Business news 10 November 2022
James Salmon, Operations Director.
Private sector hiring falls for first time since 2020. Mental health epidemic fueling staff shortages. Poor health of public holding back UK growth. Government failing London SMEs. And more business news.
Private sector hiring falls for first time since 2020
The latest survey of recruitment firms for KPMG and the Recruitment and Employment Confederation shows private sector hiring slowed last month for the first time since 2020. The fall in permanent placements in October comes as overall growth in vacancies slows despite high demand for workers.
Starting salaries also grew at the slowest rate in 18 months as wage growth slowed.
Claire Warnes, a partner at KPMG, said: “The looming recession is clearly impacting the UK jobs market. Employers’ caution in hiring, combined with fewer available candidates, has resulted in the number of permanent placements falling.”
REC CEO Neil Carberry commented: “The economic and political uncertainty of September and October has caused employers to become more cautious in their approach to hiring than during the frenzy of earlier in the year. We will need to watch how this story develops over months to come, but so far this data suggests heightened employer caution, not a retreat from the market.”
Mental health epidemic fueling staff shortages
Long-term sickness and mental health conditions are driving a rise in the number of people neither working nor seeking work to almost 9m. Levels of economic inactivity among the long-term sick jumped by 537,500 between the year to June 2019 and the year to June 2022, figures from the Office of National Statistics show. Around 454,300 can be attributed to mental health conditions, such as depression, stress and anxiety orders.
Sky News notes a recent report by Deloitte which found the annual costs to UK employers of poor mental health have increased by 25% since the start of the pandemic.
Poor health of public holding back UK growth – Haldane
Economic growth is being held back by the deteriorating health of the British public, former chief economist at the Bank of England Andy Haldane has warned. “We’re in a situation for the first time, probably since the Industrial Revolution, where health and wellbeing are in retreat,” he said. “Having been an accelerator of wellbeing for the last 200 years, health is now serving as a brake in the rise of growth and wellbeing of our citizens.” He said the pandemic was a tipping point for a health service that has seen one of the lowest rates of investment in the G7. Citing a record number of unfilled vacancies, Mr Haldane proclaimed: “We haven’t got enough people.”
Government failing London SMEs
New figures show just a quarter of London SMEs have been successful in their bid to win a government contract. The figures, from the Federation of Small Businesses (FSB), also show the Government has not met its target of awarding one-in-three public contracts to SMEs by 2022.
FSB policy chair Tina McKenzie said the UK’s procurement process needed to be “more streamlined and transparent” to help smaller companies apply. “The proportion of small businesses winning public sector contracts is way below the Government’s one in three target, and more must be done so innovative and ambitious small firms are not excluded by unrealistic and unnecessary contract terms,” she said.
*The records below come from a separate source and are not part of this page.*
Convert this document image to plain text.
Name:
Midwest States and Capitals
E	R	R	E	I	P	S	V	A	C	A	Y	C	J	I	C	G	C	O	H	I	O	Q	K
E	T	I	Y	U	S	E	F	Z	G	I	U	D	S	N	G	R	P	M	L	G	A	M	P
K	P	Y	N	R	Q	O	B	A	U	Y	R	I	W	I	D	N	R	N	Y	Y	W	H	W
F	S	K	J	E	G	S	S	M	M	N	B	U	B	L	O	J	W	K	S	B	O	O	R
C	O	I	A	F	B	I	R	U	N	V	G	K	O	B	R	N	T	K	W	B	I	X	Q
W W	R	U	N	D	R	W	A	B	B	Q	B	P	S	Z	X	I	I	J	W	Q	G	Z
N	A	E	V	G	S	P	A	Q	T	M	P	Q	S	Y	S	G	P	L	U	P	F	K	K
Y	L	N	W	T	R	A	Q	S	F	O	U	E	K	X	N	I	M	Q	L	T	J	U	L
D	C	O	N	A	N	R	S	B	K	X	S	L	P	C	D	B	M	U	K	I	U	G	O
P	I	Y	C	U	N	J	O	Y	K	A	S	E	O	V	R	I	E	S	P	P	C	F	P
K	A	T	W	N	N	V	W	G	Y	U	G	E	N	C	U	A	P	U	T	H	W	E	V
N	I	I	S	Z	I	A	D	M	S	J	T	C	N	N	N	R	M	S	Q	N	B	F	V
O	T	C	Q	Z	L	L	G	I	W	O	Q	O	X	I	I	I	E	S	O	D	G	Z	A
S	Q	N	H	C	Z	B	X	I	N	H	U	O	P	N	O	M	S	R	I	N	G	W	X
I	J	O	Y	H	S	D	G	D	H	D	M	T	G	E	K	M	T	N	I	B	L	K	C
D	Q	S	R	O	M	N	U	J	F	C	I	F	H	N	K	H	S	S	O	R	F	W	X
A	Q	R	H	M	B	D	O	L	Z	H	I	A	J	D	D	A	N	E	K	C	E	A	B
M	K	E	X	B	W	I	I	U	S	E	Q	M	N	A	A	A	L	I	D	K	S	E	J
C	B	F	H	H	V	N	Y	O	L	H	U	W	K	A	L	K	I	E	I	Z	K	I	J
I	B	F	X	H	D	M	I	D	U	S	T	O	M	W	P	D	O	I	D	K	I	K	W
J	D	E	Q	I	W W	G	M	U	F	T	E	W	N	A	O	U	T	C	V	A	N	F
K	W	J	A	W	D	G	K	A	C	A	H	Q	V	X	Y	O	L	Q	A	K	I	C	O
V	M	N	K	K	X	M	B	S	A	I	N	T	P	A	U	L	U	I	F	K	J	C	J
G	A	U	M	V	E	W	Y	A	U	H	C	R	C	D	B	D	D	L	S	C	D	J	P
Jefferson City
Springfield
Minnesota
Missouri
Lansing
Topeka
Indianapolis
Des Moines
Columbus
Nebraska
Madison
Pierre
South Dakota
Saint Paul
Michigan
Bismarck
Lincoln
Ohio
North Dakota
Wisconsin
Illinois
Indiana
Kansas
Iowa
Chancellor to reduce threshold for 45p tax rate
Jeremy Hunt is expected to lower the threshold at which people pay the highest rate of income tax from £150,000. A Treasury source said there was an option to raise the headline rate of tax but a “significant lowering” of the threshold for the highest earners would be more likely. Rishi Sunak has reportedly ruled out raising the 45p rate to 50p after acknowledging it would be an unacceptable breach of the Tory party’s manifesto promise.
Rising asset wealth and falling real wages ‘drive inequality in Britain’
New research suggests working for a living has become a harder way to grow rich in modern Britain amid rising wealth inequality over the past decade. The Institute for Fiscal Studies said wealth had grown rapidly compared with earnings from work since the 2008 financial crisis, driven by a surge in house prices and financial assets – such as stocks and shares – at a time of flatlining progress for average wages. Robert Joyce, the deputy director of the IFS, said: “A generation of Britons has ridden a wave of growing asset prices, pushing up the value of their houses and investments. Meanwhile, more than a decade of stagnant earnings has held back younger generations for whom earning their own economic success has become increasingly difficult.”
Brexit
Prime Minister Rishi Sunak and his Irish counterpart Micheal Martin will hold talks today,in a sign the UK government is trying to bring an end to the war with the European Union over Brexit and the Northern Ireland protocol. Insiders say a deal is doable by the end of the year.
Strikes
Londoners faced chaos this morning as tube strikes hit the capital.
Nurses
Yesterday the Royal College of Nursing announced that its 300,000 members had voted for the union’s first ever national strike.
Meta/Facebook
Meta announced it is going to sack 11,000 staff or 13% of its workforce.